Tuesday, September 27, 2011

Outubro estava chegando e com ele as tão esperadas aulas do curso da Academia de Auror. Todos que tinham pretensão de se tornar auror se inscreveram no curso no começo do ano passado, mas apenas aqueles com as melhores notas e desempenho exemplar nas aulas de DCAT foram selecionados. Oleg e eu estávamos entre os escolhidos e às 16:50 já estávamos na sala de DCAT no 3º andar. Contei aproximadamente 20 alunos, mas a surpresa foi ver que Parvati estava entre os 20. Nunca me passou pela cabeça que ela quisesse ser auror e muito menos que estaria na aula, já que vem evitando qualquer tipo de contato com as pessoas.

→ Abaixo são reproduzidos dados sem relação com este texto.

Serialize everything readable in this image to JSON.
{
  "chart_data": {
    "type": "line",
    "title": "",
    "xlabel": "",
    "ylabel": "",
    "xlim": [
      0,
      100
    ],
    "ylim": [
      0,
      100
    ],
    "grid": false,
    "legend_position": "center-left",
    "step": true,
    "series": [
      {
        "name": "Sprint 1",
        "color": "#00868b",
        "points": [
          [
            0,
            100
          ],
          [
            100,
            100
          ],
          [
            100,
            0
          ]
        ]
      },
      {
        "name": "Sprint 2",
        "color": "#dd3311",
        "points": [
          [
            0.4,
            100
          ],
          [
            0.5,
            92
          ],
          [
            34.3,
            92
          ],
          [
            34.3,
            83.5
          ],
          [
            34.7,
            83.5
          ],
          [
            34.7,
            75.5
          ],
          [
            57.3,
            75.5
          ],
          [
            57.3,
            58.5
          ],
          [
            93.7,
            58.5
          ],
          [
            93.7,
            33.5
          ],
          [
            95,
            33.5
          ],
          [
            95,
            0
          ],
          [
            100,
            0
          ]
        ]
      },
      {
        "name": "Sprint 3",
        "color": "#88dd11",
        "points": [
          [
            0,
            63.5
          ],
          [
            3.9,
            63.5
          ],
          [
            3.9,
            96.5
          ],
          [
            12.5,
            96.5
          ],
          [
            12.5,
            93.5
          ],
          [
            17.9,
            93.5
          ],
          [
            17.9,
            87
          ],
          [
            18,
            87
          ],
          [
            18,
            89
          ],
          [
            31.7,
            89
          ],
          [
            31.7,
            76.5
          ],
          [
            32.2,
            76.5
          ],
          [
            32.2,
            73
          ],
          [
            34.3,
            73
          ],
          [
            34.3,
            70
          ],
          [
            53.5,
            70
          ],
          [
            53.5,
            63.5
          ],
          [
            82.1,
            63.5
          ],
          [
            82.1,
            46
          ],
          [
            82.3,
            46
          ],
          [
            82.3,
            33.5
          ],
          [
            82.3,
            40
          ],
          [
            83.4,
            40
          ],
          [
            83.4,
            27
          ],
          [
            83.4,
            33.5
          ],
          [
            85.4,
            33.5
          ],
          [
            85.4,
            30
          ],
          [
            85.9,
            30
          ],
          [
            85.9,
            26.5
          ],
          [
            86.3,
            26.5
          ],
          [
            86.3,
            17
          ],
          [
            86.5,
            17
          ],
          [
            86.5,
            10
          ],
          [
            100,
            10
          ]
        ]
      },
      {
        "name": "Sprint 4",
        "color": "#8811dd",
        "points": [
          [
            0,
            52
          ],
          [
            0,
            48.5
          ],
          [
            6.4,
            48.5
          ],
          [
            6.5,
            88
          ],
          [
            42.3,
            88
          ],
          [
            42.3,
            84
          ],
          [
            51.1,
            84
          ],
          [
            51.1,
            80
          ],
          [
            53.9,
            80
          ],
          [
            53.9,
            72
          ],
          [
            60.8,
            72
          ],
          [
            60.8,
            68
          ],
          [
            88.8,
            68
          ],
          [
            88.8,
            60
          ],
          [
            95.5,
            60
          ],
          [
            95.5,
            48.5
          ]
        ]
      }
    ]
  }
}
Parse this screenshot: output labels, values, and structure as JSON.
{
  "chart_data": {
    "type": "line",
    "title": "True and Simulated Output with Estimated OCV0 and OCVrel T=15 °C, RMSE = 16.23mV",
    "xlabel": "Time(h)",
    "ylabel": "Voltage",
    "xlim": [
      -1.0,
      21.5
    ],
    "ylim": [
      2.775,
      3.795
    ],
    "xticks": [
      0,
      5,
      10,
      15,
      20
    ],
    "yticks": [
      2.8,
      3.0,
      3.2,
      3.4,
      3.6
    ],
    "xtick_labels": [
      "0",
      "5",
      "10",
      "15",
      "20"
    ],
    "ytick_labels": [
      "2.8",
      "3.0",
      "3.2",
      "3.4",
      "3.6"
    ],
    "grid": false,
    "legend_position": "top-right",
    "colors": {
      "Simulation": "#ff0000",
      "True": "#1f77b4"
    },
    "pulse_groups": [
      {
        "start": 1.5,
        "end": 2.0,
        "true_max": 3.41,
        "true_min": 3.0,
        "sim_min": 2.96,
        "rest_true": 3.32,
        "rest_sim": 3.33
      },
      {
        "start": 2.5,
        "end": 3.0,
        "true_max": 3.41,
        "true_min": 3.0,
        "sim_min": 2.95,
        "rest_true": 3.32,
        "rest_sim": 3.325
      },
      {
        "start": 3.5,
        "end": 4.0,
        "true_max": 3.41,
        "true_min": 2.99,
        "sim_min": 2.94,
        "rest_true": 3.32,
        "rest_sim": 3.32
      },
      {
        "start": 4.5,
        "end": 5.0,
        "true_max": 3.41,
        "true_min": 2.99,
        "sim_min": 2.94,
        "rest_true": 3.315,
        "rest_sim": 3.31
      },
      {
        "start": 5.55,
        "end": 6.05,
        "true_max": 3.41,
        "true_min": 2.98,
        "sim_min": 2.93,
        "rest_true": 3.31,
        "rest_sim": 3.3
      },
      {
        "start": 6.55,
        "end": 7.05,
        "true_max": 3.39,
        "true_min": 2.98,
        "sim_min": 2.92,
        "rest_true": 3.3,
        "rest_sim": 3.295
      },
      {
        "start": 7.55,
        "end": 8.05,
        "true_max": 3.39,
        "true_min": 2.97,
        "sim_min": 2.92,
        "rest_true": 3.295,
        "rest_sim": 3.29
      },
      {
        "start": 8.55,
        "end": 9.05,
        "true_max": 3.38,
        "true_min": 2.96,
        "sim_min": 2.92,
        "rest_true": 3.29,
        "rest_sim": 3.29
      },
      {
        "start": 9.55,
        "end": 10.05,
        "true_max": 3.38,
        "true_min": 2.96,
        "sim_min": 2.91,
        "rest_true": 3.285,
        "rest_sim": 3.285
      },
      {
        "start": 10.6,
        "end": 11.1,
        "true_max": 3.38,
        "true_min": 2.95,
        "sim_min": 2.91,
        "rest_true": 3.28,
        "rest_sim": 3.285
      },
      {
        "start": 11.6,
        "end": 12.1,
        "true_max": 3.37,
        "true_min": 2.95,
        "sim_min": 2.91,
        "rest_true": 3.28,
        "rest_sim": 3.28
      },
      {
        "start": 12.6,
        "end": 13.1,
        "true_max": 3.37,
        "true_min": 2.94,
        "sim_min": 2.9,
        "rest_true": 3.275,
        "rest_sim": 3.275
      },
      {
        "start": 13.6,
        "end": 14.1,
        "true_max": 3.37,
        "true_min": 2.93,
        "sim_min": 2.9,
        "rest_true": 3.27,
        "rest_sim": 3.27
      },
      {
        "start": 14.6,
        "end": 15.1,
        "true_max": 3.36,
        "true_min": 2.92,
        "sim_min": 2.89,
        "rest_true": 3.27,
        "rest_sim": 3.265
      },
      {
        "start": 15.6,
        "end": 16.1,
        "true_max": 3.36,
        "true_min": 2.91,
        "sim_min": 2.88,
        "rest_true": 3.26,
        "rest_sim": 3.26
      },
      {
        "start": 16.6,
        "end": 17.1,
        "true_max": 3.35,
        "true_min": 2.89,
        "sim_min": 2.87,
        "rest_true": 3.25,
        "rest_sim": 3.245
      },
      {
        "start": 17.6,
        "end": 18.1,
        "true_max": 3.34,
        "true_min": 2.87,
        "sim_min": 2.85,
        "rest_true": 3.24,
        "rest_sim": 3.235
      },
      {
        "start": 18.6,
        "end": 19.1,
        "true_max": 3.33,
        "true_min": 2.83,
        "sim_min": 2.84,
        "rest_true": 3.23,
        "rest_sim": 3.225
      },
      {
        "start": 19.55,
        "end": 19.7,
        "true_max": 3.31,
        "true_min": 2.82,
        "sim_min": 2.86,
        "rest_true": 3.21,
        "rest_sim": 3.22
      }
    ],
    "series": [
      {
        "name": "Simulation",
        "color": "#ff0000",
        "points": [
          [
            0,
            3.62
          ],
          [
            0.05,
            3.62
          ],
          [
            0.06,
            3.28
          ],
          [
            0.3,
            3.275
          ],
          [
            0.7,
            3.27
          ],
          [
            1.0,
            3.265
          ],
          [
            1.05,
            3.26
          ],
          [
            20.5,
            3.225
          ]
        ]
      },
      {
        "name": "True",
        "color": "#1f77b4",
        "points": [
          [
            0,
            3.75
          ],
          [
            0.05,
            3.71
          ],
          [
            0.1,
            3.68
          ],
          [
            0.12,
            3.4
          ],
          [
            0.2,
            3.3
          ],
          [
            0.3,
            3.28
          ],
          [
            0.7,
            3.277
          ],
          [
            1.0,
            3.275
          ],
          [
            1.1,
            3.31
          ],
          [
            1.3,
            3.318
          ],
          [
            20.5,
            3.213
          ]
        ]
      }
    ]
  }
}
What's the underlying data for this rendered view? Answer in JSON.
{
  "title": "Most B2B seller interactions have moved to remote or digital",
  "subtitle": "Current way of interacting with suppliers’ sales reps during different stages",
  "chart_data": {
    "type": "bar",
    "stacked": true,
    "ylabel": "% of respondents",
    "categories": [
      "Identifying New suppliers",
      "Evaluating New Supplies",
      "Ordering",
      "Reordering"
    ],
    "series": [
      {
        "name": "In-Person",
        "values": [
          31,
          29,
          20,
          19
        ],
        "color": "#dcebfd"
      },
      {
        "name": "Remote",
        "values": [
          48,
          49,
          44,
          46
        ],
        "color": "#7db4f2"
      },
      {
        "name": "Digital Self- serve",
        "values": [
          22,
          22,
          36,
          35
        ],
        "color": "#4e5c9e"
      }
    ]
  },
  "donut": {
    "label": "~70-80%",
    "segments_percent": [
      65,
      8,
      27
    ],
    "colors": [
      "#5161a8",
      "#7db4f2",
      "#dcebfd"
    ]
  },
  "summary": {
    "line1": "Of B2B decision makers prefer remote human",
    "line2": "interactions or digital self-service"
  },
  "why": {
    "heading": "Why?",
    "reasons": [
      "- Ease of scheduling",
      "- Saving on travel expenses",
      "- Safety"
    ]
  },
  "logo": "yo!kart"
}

Os professores entraram na sala às 17h em ponto e a turma se acomodou nas primeiras mesas, mas ela ficou mais afastada. Por mais que eu tentasse, não conseguia evitar olhar na sua direção a todo instante. Ainda precisava encontrar uma maneira de contar a ela tudo que aconteceu, mas qualquer tentativa de aproximação era imediatamente cortada. Não fazia idéia de como ia fazê-la me escutar.

- Boa tarde – um homem moreno com uma cara séria falou – Me chamo Micah Wade e essa é minha parceira Shannon O’Shea. Somos nós que vamos fazer vocês se arrepender por ter escolhido essa profissão.
- O curso vai até junho e à medida que os meses forem passando, as aulas vão ficando mais exaustivas. Esperamos que todos que estão aqui estejam realmente comprometidos, porque não nos importamos de expulsar alguém do programa faltando apenas uma semana pro término.
- A proposta do curso é preparar vocês para o que vão encarar na academia, mas também para a vida de um auror formado, então vamos começar com algo muito importante: parceria.
- Nenhum auror trabalha sozinho, é preciso sempre ter um parceiro. No primeiro dia como auror vocês vão ser designados a trabalhar com outro auror e essa parceria vai ser pra sempre.
- Só existem duas maneiras de uma parceria acabar – o auror chamado Micah começou a andar entre as mesas – Ou um dos dois se aposenta ou morre.
- Seu parceiro é aquela pessoa que vai sempre dar cobertura e estar lá pra tirar você de alguma encrenca, que vai salvar sua vida. E você vai fazer o mesmo por ele. Uma parceria é baseada em confiança, você confia sua vida à outra pessoa e ela faz o mesmo.
- Como a base da parceria é a confiança, vocês serão divididos em pares e vão trabalhar assim o ano inteiro. Se não gosta ou conhece seu parceiro, aprenda a administrar isso. Vocês vão precisar confiar um no outro e se ajudar, não só aqui nessas aulas, mas em qualquer coisa. Se o seu parceiro se meteu em confusão e vai apanhar, vá até lá e o ajude, esse é o seu dever.
- As duplas já foram formadas, com a ajuda do professor Marko – a auror chamada Shannon puxou um pergaminho da bolsa – Quando ouvirem seu nome procure sua dupla e comecem a se conhecer melhor. A aula de hoje vai ser para vocês conhecerem bem a pessoa com quem vão passar o resto do ano e depois vamos falar um pouco sobre o nosso trabalho.
- E nem pensem em pedir para trocar.

Eles começaram a ler os nomes das duplas e a turma começou a se dividir. Já sabia que não iam me deixar trabalhar com Oleg se a proposta era trabalhar a confiança, seria fácil demais, e isso se confirmou quando a auror chamou o nome dele e o juntou com Mitchell Callahan. Os dois se cumprimentaram animados e começaram a conversar. Conhecíamos Mitchell, mas não bem o bastante. Acho que essa seria a oportunidade perfeita. As duplas já estavam acabando quando ouvi meu nome.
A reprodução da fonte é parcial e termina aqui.